According to the Merriam-Webster Dictionary, hazing is a process of initiation that involves harassment. There have been many incidents reported, especially over the past three years, of hazing incidents resulting in death. 

One of these involved a 20-year-old student at the University of Texas. He died in October 2018 after a car accident in which a fellow recruit of a prestigious student organization crashed when driving home from an annual retreat. His parents maintain that UT has not done enough to punish the organization and the students involved. 

The incident 

The organization’s annual retreat took place in September 2018. It lasted well into the night and allegedly involved hazing activities such as plying recruits with alcohol and physically paddling them. Following the retreat, members of the group reportedly allowed sleep-deprived and otherwise impaired recruits to drive home. 

The student who died was a passenger in a car driven by a fellow recruit. The passenger was not wearing a seatbelt and reportedly sustained serious injuries when the driver fell asleep behind the wheel. He remained in a coma for a month before he ultimately passed away. 

The aftermath 

Two months after the accident, the university investigated the incident. During that time, it prohibited the group from recruiting new members. 

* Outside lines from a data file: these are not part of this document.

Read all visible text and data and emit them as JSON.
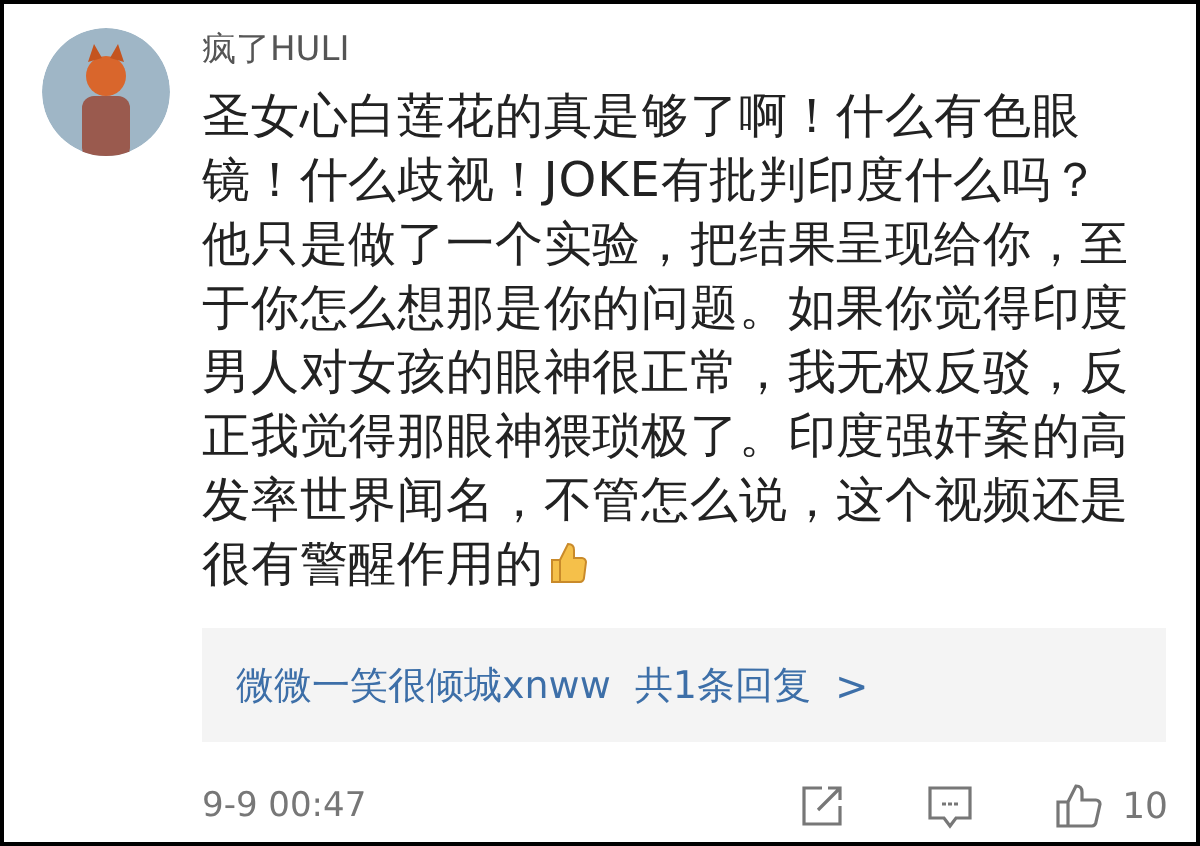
{
  "comment": {
    "username": "疯了HULI",
    "text_lines": [
      "圣女心白莲花的真是够了啊！什么有色眼",
      "镜！什么歧视！JOKE有批判印度什么吗？",
      "他只是做了一个实验，把结果呈现给你，至",
      "于你怎么想那是你的问题。如果你觉得印度",
      "男人对女孩的眼神很正常，我无权反驳，反",
      "正我觉得那眼神猥琐极了。印度强奸案的高",
      "发率世界闻名，不管怎么说，这个视频还是",
      "很有警醒作用的"
    ],
    "reply_preview": {
      "user": "微微一笑很倾城xnww",
      "count": "共1条回复",
      "arrow": ">"
    },
    "time": "9-9 00:47",
    "likes": "10"
  }
}
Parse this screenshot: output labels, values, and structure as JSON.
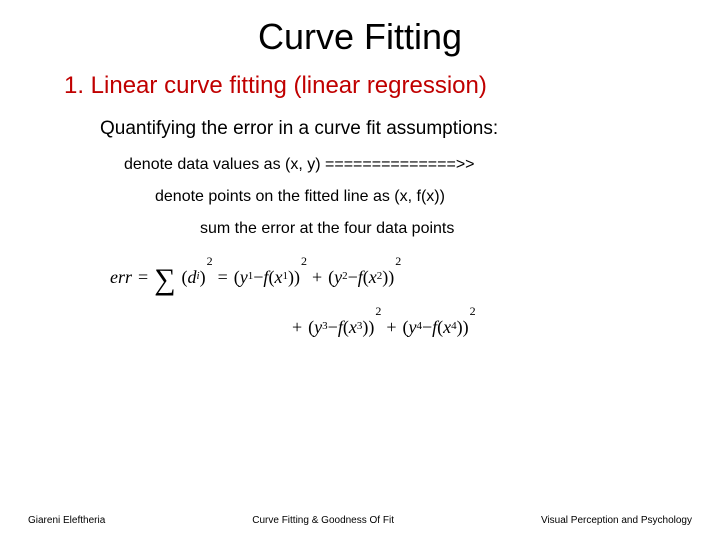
{
  "title": "Curve Fitting",
  "subtitle": "1. Linear curve fitting (linear regression)",
  "lines": {
    "l1": "Quantifying the error in a curve fit assumptions:",
    "l2": "denote data values as (x, y) ==============>>",
    "l3": "denote points on the fitted line as (x, f(x))",
    "l4": "sum the error at the four data points"
  },
  "equation": {
    "lhs_err": "err",
    "eq": "=",
    "sum": "∑",
    "d_open": "(",
    "d_var": "d",
    "d_sub": "i",
    "d_close": ")",
    "sq": "2",
    "y": "y",
    "f": "f",
    "x": "x",
    "minus": "−",
    "plus": "+",
    "open": "(",
    "close": ")",
    "s1": "1",
    "s2": "2",
    "s3": "3",
    "s4": "4"
  },
  "footer": {
    "left": "Giareni Eleftheria",
    "center": "Curve Fitting & Goodness Of Fit",
    "right": "Visual Perception and Psychology"
  }
}
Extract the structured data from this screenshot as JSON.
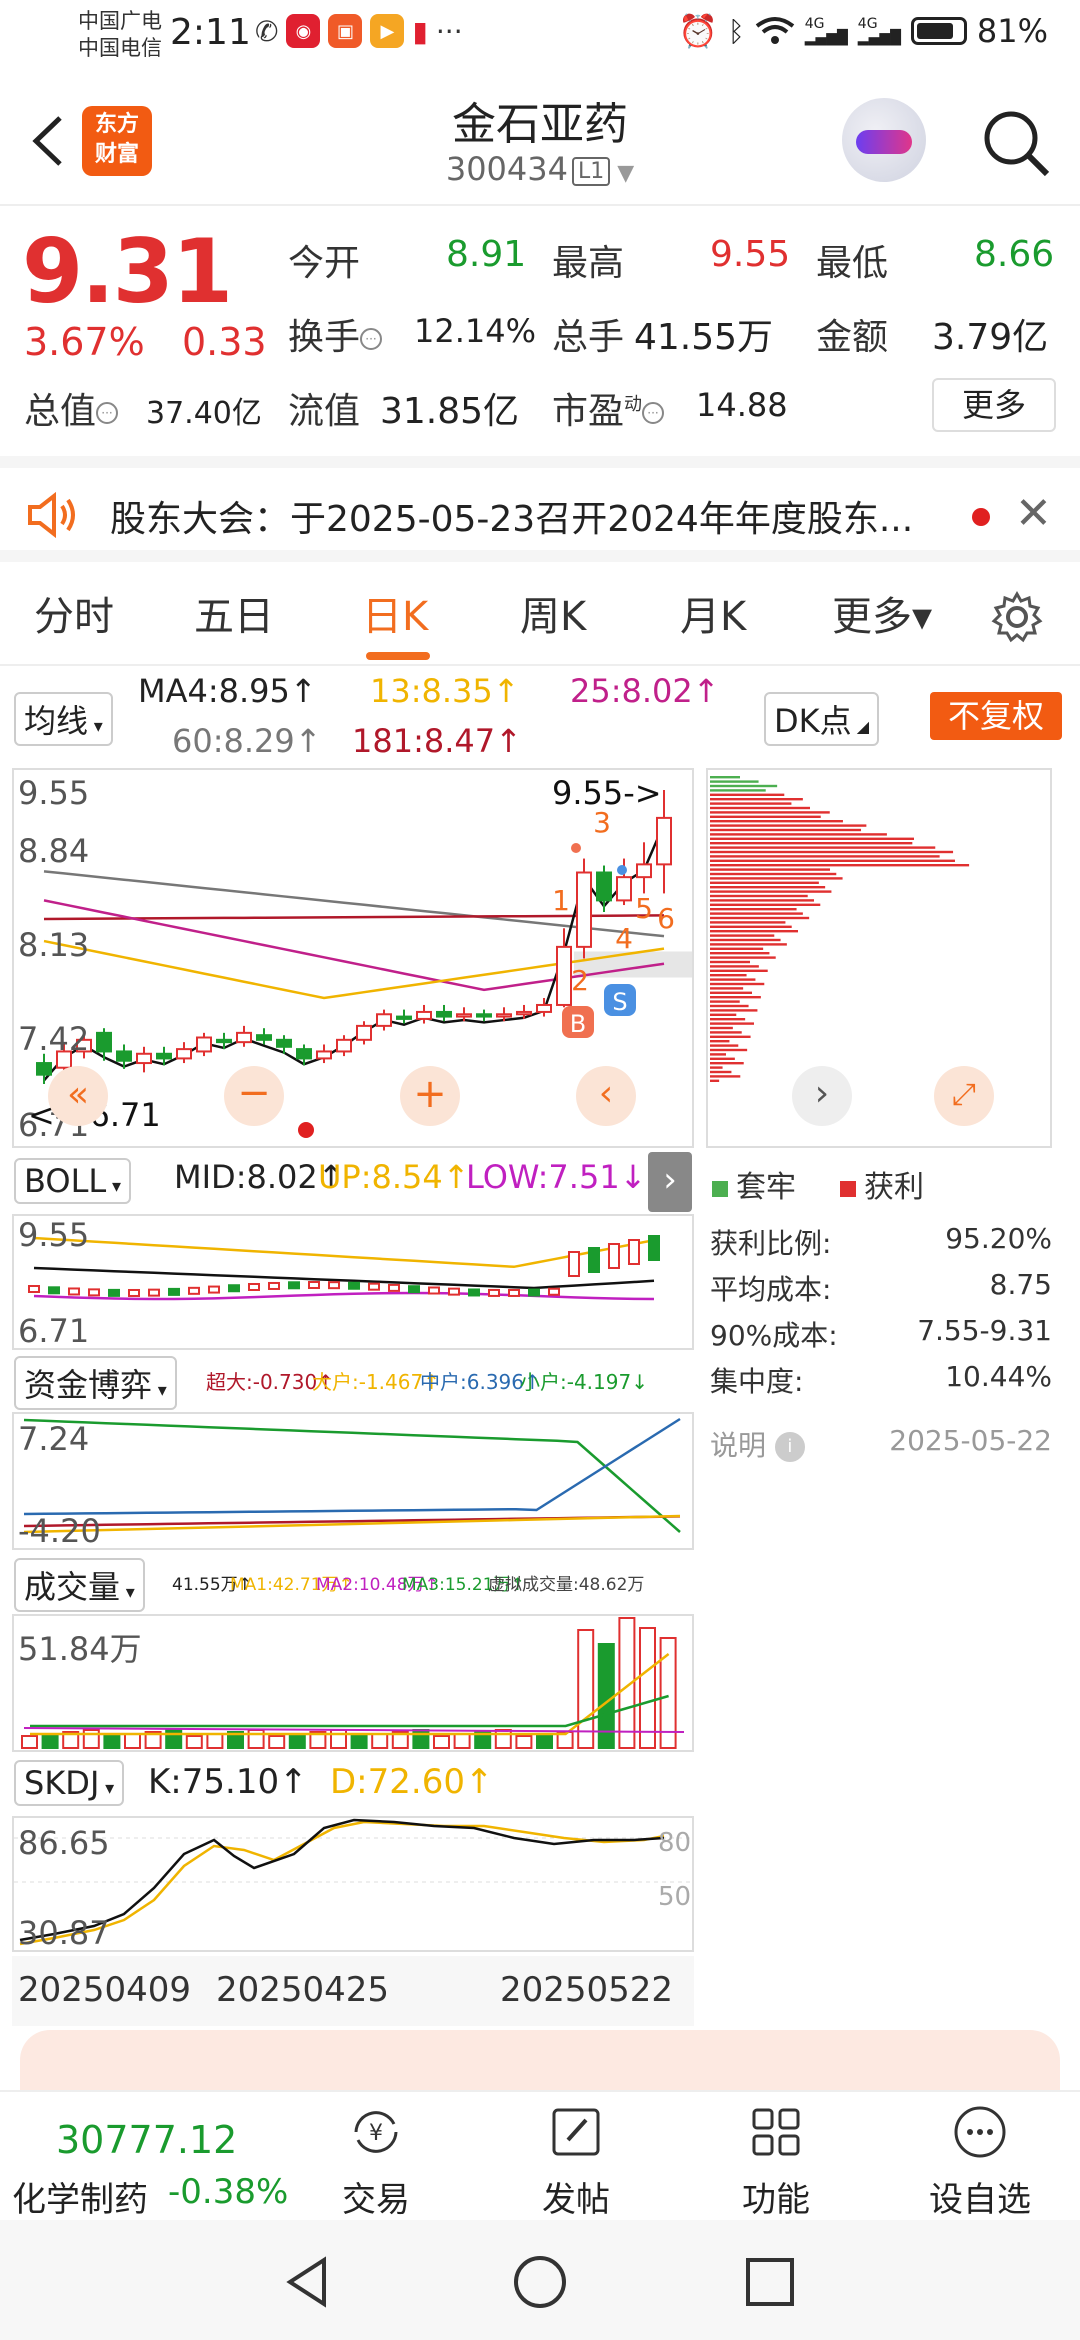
{
  "status": {
    "carrier1": "中国广电",
    "carrier2": "中国电信",
    "time": "2:11",
    "battery": "81%",
    "net1": "4G",
    "net2": "4G"
  },
  "header": {
    "logo_line1": "东方",
    "logo_line2": "财富",
    "stock_name": "金石亚药",
    "stock_code": "300434",
    "code_tag": "L1"
  },
  "quote": {
    "price": "9.31",
    "pct": "3.67%",
    "change": "0.33",
    "open_label": "今开",
    "open": "8.91",
    "high_label": "最高",
    "high": "9.55",
    "low_label": "最低",
    "low": "8.66",
    "turnover_label": "换手",
    "turnover": "12.14%",
    "volume_label": "总手",
    "volume": "41.55万",
    "amount_label": "金额",
    "amount": "3.79亿",
    "mcap_label": "总值",
    "mcap": "37.40亿",
    "float_label": "流值",
    "float": "31.85亿",
    "pe_label": "市盈",
    "pe_sup": "动",
    "pe": "14.88",
    "more_label": "更多"
  },
  "notice": {
    "text": "股东大会：于2025-05-23召开2024年年度股东..."
  },
  "tabs": [
    {
      "label": "分时"
    },
    {
      "label": "五日"
    },
    {
      "label": "日K"
    },
    {
      "label": "周K"
    },
    {
      "label": "月K"
    },
    {
      "label": "更多▾"
    }
  ],
  "ma": {
    "selector": "均线",
    "ma4": "MA4:8.95↑",
    "ma13": "13:8.35↑",
    "ma25": "25:8.02↑",
    "ma60": "60:8.29↑",
    "ma181": "181:8.47↑",
    "dk": "DK点",
    "fq": "不复权"
  },
  "kline": {
    "y_top": "9.55",
    "y_2": "8.84",
    "y_3": "8.13",
    "y_4": "7.42",
    "y_bottom": "6.71",
    "max_label": "9.55->",
    "min_label": "<---6.71",
    "markers": [
      "1",
      "2",
      "3",
      "4",
      "5",
      "6",
      "B",
      "S"
    ]
  },
  "boll": {
    "selector": "BOLL",
    "mid": "MID:8.02↑",
    "up": "UP:8.54↑",
    "low": "LOW:7.51↓",
    "y_top": "9.55",
    "y_bottom": "6.71"
  },
  "fund": {
    "selector": "资金博弈",
    "super": "超大:-0.730↑",
    "big": "大户:-1.467↑",
    "mid": "中户:6.396↑",
    "small": "小户:-4.197↓",
    "y_top": "7.24",
    "y_bottom": "-4.20"
  },
  "volume": {
    "selector": "成交量",
    "vol": "41.55万↑",
    "ma1": "MA1:42.71万↑",
    "ma2": "MA2:10.48万↑",
    "ma3": "MA3:15.21万↑",
    "virtual": "虚拟成交量:48.62万",
    "y_top": "51.84万"
  },
  "skdj": {
    "selector": "SKDJ",
    "k": "K:75.10↑",
    "d": "D:72.60↑",
    "y_top": "86.65",
    "y_bottom": "30.87",
    "ref80": "80",
    "ref50": "50"
  },
  "dates": [
    "20250409",
    "20250425",
    "20250522"
  ],
  "chips": {
    "legend_trapped": "套牢",
    "legend_profit": "获利",
    "profit_ratio_label": "获利比例:",
    "profit_ratio": "95.20%",
    "avg_cost_label": "平均成本:",
    "avg_cost": "8.75",
    "cost90_label": "90%成本:",
    "cost90": "7.55-9.31",
    "concentration_label": "集中度:",
    "concentration": "10.44%",
    "note_label": "说明",
    "date": "2025-05-22"
  },
  "bottom": {
    "index_value": "30777.12",
    "index_name": "化学制药",
    "index_pct": "-0.38%",
    "nav": [
      {
        "label": "交易"
      },
      {
        "label": "发帖"
      },
      {
        "label": "功能"
      },
      {
        "label": "设自选"
      }
    ]
  },
  "colors": {
    "up": "#e03030",
    "down": "#1a9b2e",
    "accent": "#f26d1f",
    "ma4": "#111111",
    "ma13": "#f0b400",
    "ma25": "#c0208a",
    "ma60": "#777777",
    "ma181": "#b0182a"
  }
}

Upon the completion of the investigation and the release of the report in March 2019, the university president announced that he would suspend the group’s activities until 2025. After a series of appeals, the group accepted the decision, and the university said that it would consider early reinstatement in January 2022. 

The student’s parents remain unsatisfied with the university’s handling of the incident. They claim that the university’s response was too slow, and they object to the plan to consider early reinstatement. They also protest the fact that there have been no expulsions or arrests of students involved in the incident. 

Though the university has sanctioned 14 students for hazing over the past five years, it confirms that none of the sanctions involved expulsion.